L'analisi delle implicazioni di questa battaglia legale rivela un conflitto tra due valori fondamentali: la libertà di stampa e la protezione della reputazione. Se la Corte Suprema dovesse annullare Sullivan, potrebbe ridurre il margine di sicurezza per i media, rendendo più facile per i pubblici ufficiali e i cittadini ottenere risarcimenti per dichiarazioni offensive. Tuttavia, questa mossa potrebbe anche limitare la capacità dei giornalisti di esercitare un'inchiesta rigorosa, un aspetto che molti difensori della libertà di espressione considerano cruciale. Dershowitz ha sottolineato che il testo originale di Sullivan era più ristretto, applicabile solo ai governanti, e che la sua espansione a figure come lui non era giustificata. La sua richiesta di revisione non è quindi un attacco indiscriminato al diritto di stampa, ma un tentativo di ricondurre il principio alle sue origini. Tuttavia, il dibattito sollevato dalla causa mostra una profonda divisione tra chi ritiene che la libertà di espressione deve essere protetta a ogni costo e chi sostiene che i diritti individuali non dovrebbero essere abbandonati per il bene della società.

La chiusura di questa vicenda potrebbe segnare un momento cruciale nella storia giuridica americana. La Corte Suprema ha già mostrato una volontà di rivedere precedenti in casi di grande rilevanza, come quelli sull'aborto e sull'affirmative action.
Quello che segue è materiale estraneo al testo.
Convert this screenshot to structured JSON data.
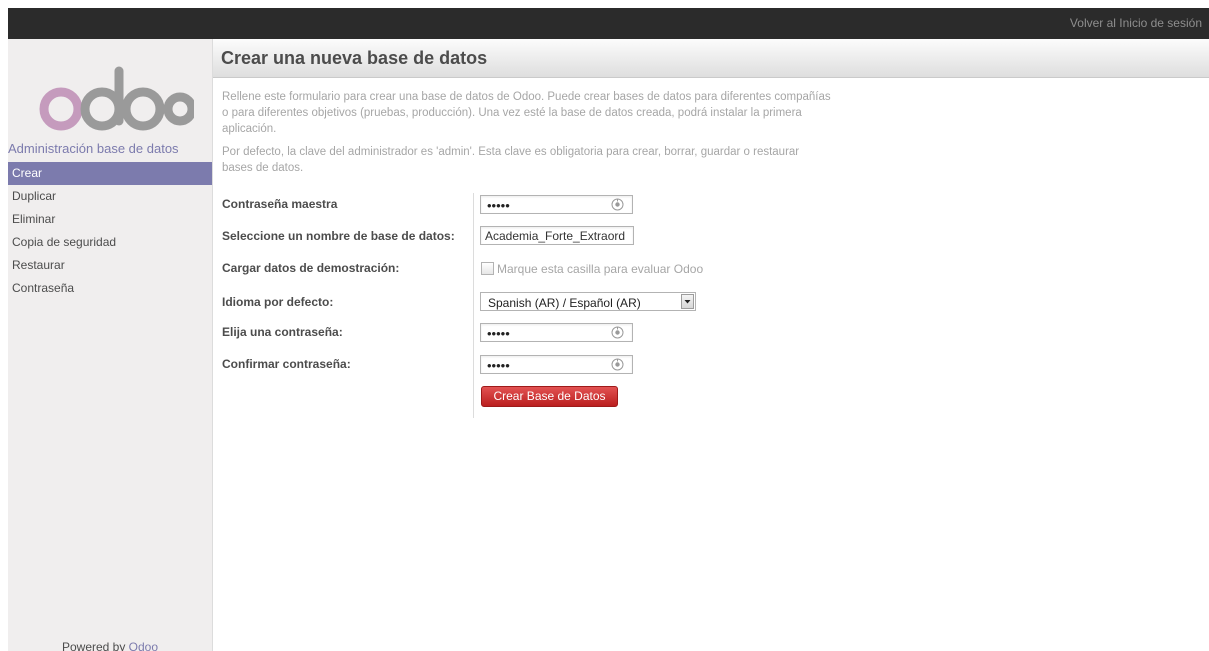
{
  "topbar": {
    "login_link": "Volver al Inicio de sesión"
  },
  "sidebar": {
    "logo_text": "odoo",
    "heading": "Administración base de datos",
    "items": [
      {
        "label": "Crear",
        "active": true
      },
      {
        "label": "Duplicar",
        "active": false
      },
      {
        "label": "Eliminar",
        "active": false
      },
      {
        "label": "Copia de seguridad",
        "active": false
      },
      {
        "label": "Restaurar",
        "active": false
      },
      {
        "label": "Contraseña",
        "active": false
      }
    ],
    "powered_prefix": "Powered by ",
    "powered_brand": "Odoo"
  },
  "main": {
    "title": "Crear una nueva base de datos",
    "intro_1": "Rellene este formulario para crear una base de datos de Odoo. Puede crear bases de datos para diferentes compañías o para diferentes objetivos (pruebas, producción). Una vez esté la base de datos creada, podrá instalar la primera aplicación.",
    "intro_2": "Por defecto, la clave del administrador es 'admin'. Esta clave es obligatoria para crear, borrar, guardar o restaurar bases de datos."
  },
  "form": {
    "master_password": {
      "label": "Contraseña maestra",
      "value": "•••••"
    },
    "db_name": {
      "label": "Seleccione un nombre de base de datos:",
      "value": "Academia_Forte_Extraord"
    },
    "demo_data": {
      "label": "Cargar datos de demostración:",
      "checkbox_text": "Marque esta casilla para evaluar Odoo",
      "checked": false
    },
    "language": {
      "label": "Idioma por defecto:",
      "value": "Spanish (AR) / Español (AR)"
    },
    "password": {
      "label": "Elija una contraseña:",
      "value": "•••••"
    },
    "confirm_password": {
      "label": "Confirmar contraseña:",
      "value": "•••••"
    },
    "submit_label": "Crear Base de Datos"
  },
  "colors": {
    "topbar": "#2b2b2b",
    "accent": "#7c7bad",
    "submit": "#c92a2a",
    "logo_pink": "#c59bbd",
    "logo_grey": "#9a9a9a"
  },
  "icons": {
    "password_toggle": "eye-icon",
    "select_arrow": "chevron-down-icon"
  }
}
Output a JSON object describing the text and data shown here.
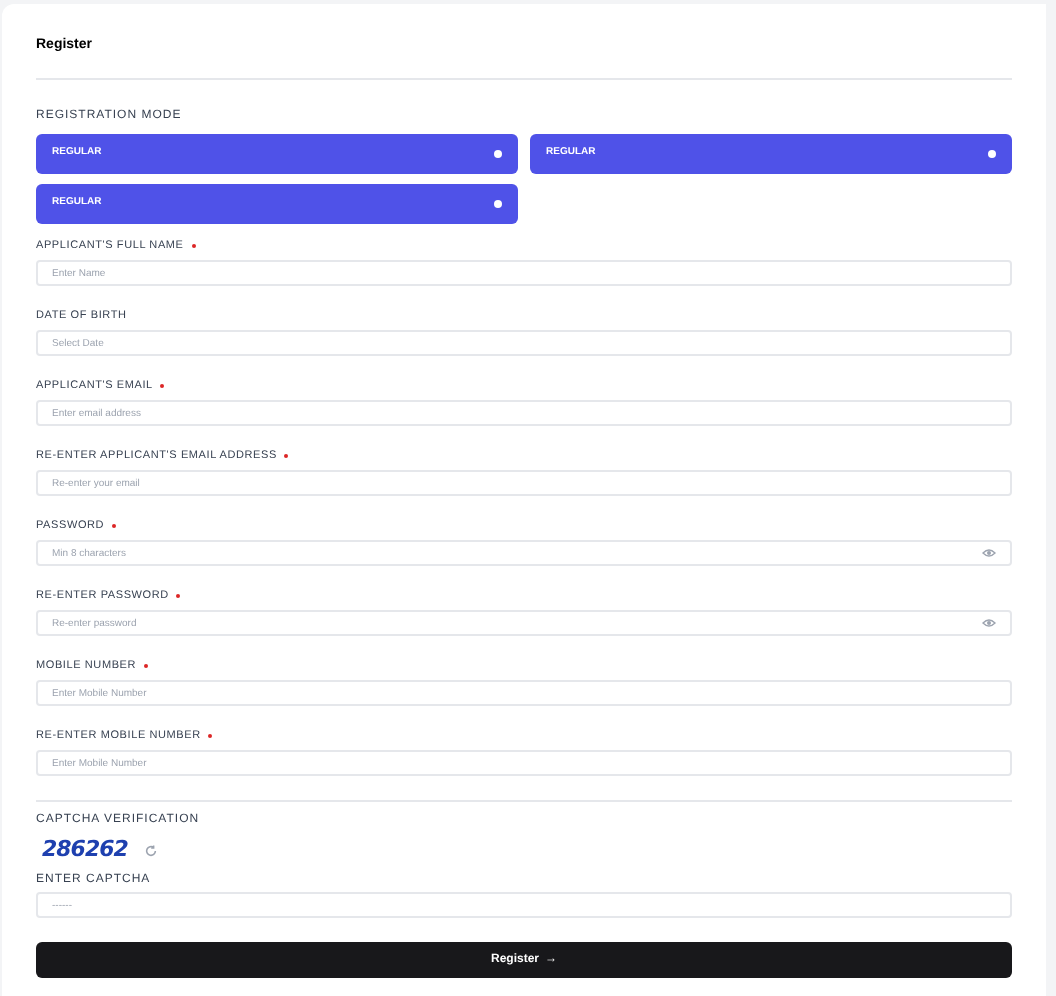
{
  "title": "Register",
  "registration_mode": {
    "label": "REGISTRATION MODE",
    "options": [
      {
        "label": "REGULAR",
        "selected": false
      },
      {
        "label": "REGULAR",
        "selected": false
      },
      {
        "label": "REGULAR",
        "selected": false
      }
    ]
  },
  "fields": [
    {
      "label": "APPLICANT'S FULL NAME",
      "required": true,
      "placeholder": "Enter Name",
      "kind": "text"
    },
    {
      "label": "DATE OF BIRTH",
      "required": false,
      "placeholder": "Select Date",
      "kind": "text"
    },
    {
      "label": "APPLICANT'S EMAIL",
      "required": true,
      "placeholder": "Enter email address",
      "kind": "text"
    },
    {
      "label": "RE-ENTER APPLICANT'S EMAIL ADDRESS",
      "required": true,
      "placeholder": "Re-enter your email",
      "kind": "text"
    },
    {
      "label": "PASSWORD",
      "required": true,
      "placeholder": "Min 8 characters",
      "kind": "password"
    },
    {
      "label": "RE-ENTER PASSWORD",
      "required": true,
      "placeholder": "Re-enter password",
      "kind": "password"
    },
    {
      "label": "MOBILE NUMBER",
      "required": true,
      "placeholder": "Enter Mobile Number",
      "kind": "text"
    },
    {
      "label": "RE-ENTER MOBILE NUMBER",
      "required": true,
      "placeholder": "Enter Mobile Number",
      "kind": "text"
    }
  ],
  "captcha": {
    "label": "CAPTCHA VERIFICATION",
    "code": "286262",
    "input_label": "ENTER CAPTCHA",
    "placeholder": "------"
  },
  "submit": {
    "label": "Register",
    "arrow": "→"
  }
}
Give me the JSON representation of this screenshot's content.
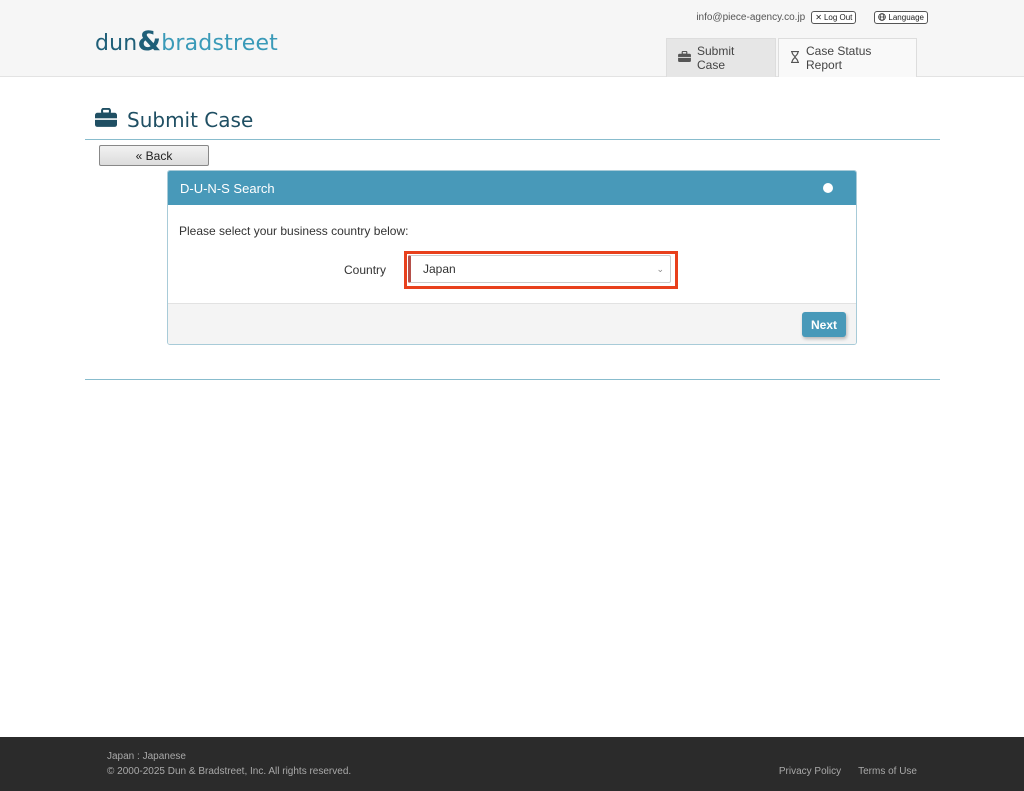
{
  "brand": {
    "part1": "dun",
    "amp": "&",
    "part2": "bradstreet"
  },
  "header": {
    "email": "info@piece-agency.co.jp",
    "logout_label": "Log Out",
    "language_label": "Language",
    "tabs": [
      {
        "label": "Submit Case",
        "icon": "briefcase-icon",
        "active": true
      },
      {
        "label": "Case Status Report",
        "icon": "hourglass-icon",
        "active": false
      }
    ]
  },
  "page": {
    "title": "Submit Case",
    "back_label": "« Back"
  },
  "panel": {
    "heading": "D-U-N-S Search",
    "prompt": "Please select your business country below:",
    "country_label": "Country",
    "country_value": "Japan",
    "next_label": "Next"
  },
  "footer": {
    "locale": "Japan : Japanese",
    "copyright": "© 2000-2025 Dun & Bradstreet, Inc. All rights reserved.",
    "privacy_label": "Privacy Policy",
    "terms_label": "Terms of Use"
  },
  "colors": {
    "accent": "#4899b9",
    "title": "#1f4f63",
    "highlight": "#e8401c",
    "footer_bg": "#2b2b2b"
  }
}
Se Dershowitz riuscirà a ottenere il sostegno di quattro giudici, il caso potrebbe essere ascoltato, aprendo la strada a un'interpretazione radicalmente diversa del diritto di stampa. Tuttavia, la decisione di CNN di non presentare una risposta al ricorso ha creato un clima di incertezza, con alcuni osservatori che ritengono che il network abbia scelto di non impegnarsi in un confronto legale. Per Dershowitz, questa scelta ha dimostrato un'audacia che lui stesso ha apprezzato, ma la sua richiesta di revisione rimane un'ipotesi che potrebbe modificare il quadro giuridico su cui si basa la libertà di espressione. Il caso non solo mette in discussione un pilastro della democrazia americana, ma anche la capacità della giustizia di equilibrare i diritti individuali e la responsabilità sociale. Il destino di Sullivan, e della libertà di stampa, potrebbe dipendere da una decisione che risulterà essere un punto di svolta per il futuro del diritto.